LUNES, 11 DE JUNIO DE 1945
Otro día más para mí. Estuve en el cuartel de la policía e intenté obtener algún permiso oficial para la explotación del huerto abandonado que está detrás de la casa calcinada del catedrático K., un buen amigo de tiempos pasados. Presenté una carta del anciano que me envió en marzo desde su refugio en la Marca de Brandeburgo y en la que me pedía que cuidara de su huerto. Me enviaron de Poncio a Pilatos. Nadie era competente en esa materia. Aire viciado en todas partes y pequeñas riñas en los oscuros despachos revestidos de cartón.
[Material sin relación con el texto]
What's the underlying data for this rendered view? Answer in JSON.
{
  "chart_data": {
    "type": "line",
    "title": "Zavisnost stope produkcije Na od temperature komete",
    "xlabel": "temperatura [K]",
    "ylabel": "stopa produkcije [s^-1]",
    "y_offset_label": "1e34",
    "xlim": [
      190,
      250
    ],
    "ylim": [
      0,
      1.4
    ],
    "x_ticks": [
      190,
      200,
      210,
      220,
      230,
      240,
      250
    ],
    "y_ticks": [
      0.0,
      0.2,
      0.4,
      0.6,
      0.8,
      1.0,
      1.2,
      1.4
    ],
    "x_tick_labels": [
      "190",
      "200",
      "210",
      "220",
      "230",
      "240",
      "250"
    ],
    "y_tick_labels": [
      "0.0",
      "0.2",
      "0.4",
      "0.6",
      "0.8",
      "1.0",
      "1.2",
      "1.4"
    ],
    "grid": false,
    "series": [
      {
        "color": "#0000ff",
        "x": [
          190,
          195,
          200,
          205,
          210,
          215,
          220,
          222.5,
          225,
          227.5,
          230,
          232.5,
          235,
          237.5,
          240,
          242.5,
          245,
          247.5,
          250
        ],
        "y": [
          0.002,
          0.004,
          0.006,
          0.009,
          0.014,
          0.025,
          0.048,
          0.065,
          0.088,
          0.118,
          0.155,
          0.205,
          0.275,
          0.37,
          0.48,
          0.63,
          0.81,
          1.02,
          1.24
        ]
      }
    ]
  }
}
No ha cambiado nada aquí.
De camino recolecté mi ración de ortigas. Me encontraba muy débil, me faltan grasas. Sigue fluctuando el velo ante mis ojos y una sensación de estar flotando y de ser cada vez más liviana. Escribir estas líneas significa ya un esfuerzo, pero es un consuelo en mi soledad, una especie de conversación, un abrir mi corazón. La viuda me ha contado agitados sueños con rusos que sigue teniendo. En cambio, a mí no me vienen los sueños, probablemente porque lo vomito todo sobre el papel.
Lo tenemos muy mal con las patatas. Nos han hecho entrega de las raciones de ahora hasta finales de julio, a la fuerza. Tuvimos que ir a buscarlas. El porqué se lo huele cualquiera: los tubérculos, extraídos ahora de los silos subterráneos, empiezan a fermentar y la mitad ya se ha convertido en una masa pestilente. Apenas se puede aguantar el olor en la cocina. Pero si las coloco en el balcón, me temo que se pudrirán con mayor rapidez. ¿De qué viviremos entonces durante el mes de julio? Aparte, me está preocupando mucho la cocina de gas. Cuando la presión del gas llega al nivel normal, la cañería pega unos estallidos que suenan igual que disparos. Y el hornillo eléctrico, con la de arreglos chapuceros que tiene, no quiere funcionar más.
Tengo que proteger el pan de mí misma. Ya me he comido 100 gramos de la ración de mañana. No debo tolerar tales desmanes.